Comments on the manuscript:

- The references numbering in the manuscript starts from ref. 2 and is given before the fullstop. Ref 1 is given in the abstract.

- A XRCC1 should be given in a consistent manner as XRCC1 or Xrcc1 or Xrcc1 throughout the text.

- “^oC” is underlined and needs to be corrected to “^oC” throughout the text

- p.1, Line 9 “…. cytosine demethylation process” ….reference is missing.

- p.2, Line 3 from the end “CO2 incubator” 2, font needs to be changed (subscript)

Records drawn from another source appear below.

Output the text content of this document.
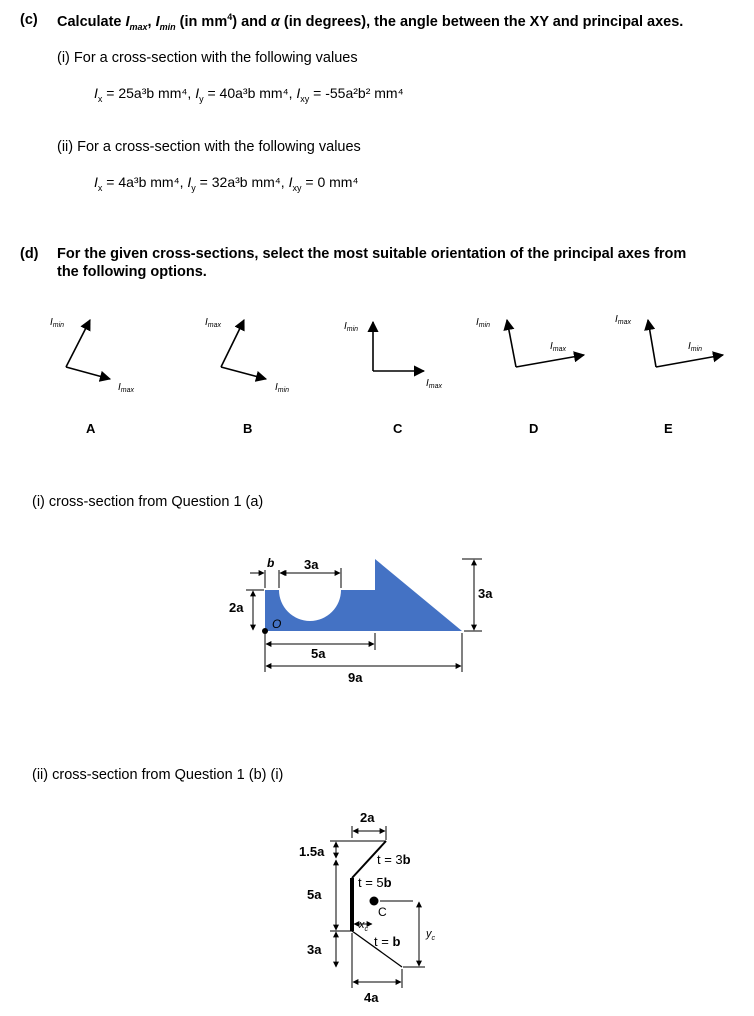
(c) Calculate $I_{max}$, $I_{min}$ (in $mm^4$) and α (in degrees), the angle between the XY and principal axes.
(i) For a cross-section with the following values
$I_x = 25a^3b$ mm⁴, $I_y = 40a^3b$ mm⁴, $I_{xy} = -55a^2b^2$ mm⁴
(ii) For a cross-section with the following values
$I_x = 4a^3b$ mm⁴, $I_y = 32a^3b$ mm⁴, $I_{xy} = 0$ mm⁴
(d) For the given cross-sections, select the most suitable orientation of the principal axes from
the following options.
$I_{min}$
$I_{max}$
A
$I_{max}$
$I_{min}$
B
$I_{min}$
$I_{max}$
C
$I_{min}$
$I_{max}$
D
$I_{max}$
$I_{min}$
E
(i) cross-section from Question 1 (a)
O
b 3a
2a
3a
5a
9a
(ii) cross-section from Question 1 (b) (i)
2a
1.5a
5a
3a
t = 3b
t = 5b
t = b
C
$x_c$	$y_c$
4a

- p.2, Line 1-2 from the end…..the names and the chemical structures are missing for 5C (D3897; Sigma), 5mC (PY 7635; B&A), 5hmC (PY 7588; B&A), 5fC (PY 7589; B&A); 5caC (PY 7593; B&A), CldU (Sigma, C6891), IdU (Sigma, I7125). 5C abbreviation needs to be corrected.

- it is frequently found the phase “of the drug”, “the drug”. A precise description is missing.

p.3 in “2.3 Chromosome aberrations assay”, line 2, “One and a half hour before” should be changed to “1.5h”. Time should be given in a consistent manner throughout the text.

p.3 “2.4. DNA fiber technique” line 7 “mix”….. typo should be corrected to “mixed”

p.4 “3. Results”, line 4…. should be rephrased to avoid using the word “upon” twice

p.5 line 5 “cytosine or 5fC exposure”….was cytosine used instead of dC?

p.5 line 3 from the end “we examine if 5hmC cause” should be changed to “we examined if 5hmC caused”

p.6 line 1 “published results”…. reference is missing.

p.6 line 22 “could be at least in part be explained by” needs rephrasing

p.6 line 27 “can be taken by cells” should be corrected to “can be taken up by cells”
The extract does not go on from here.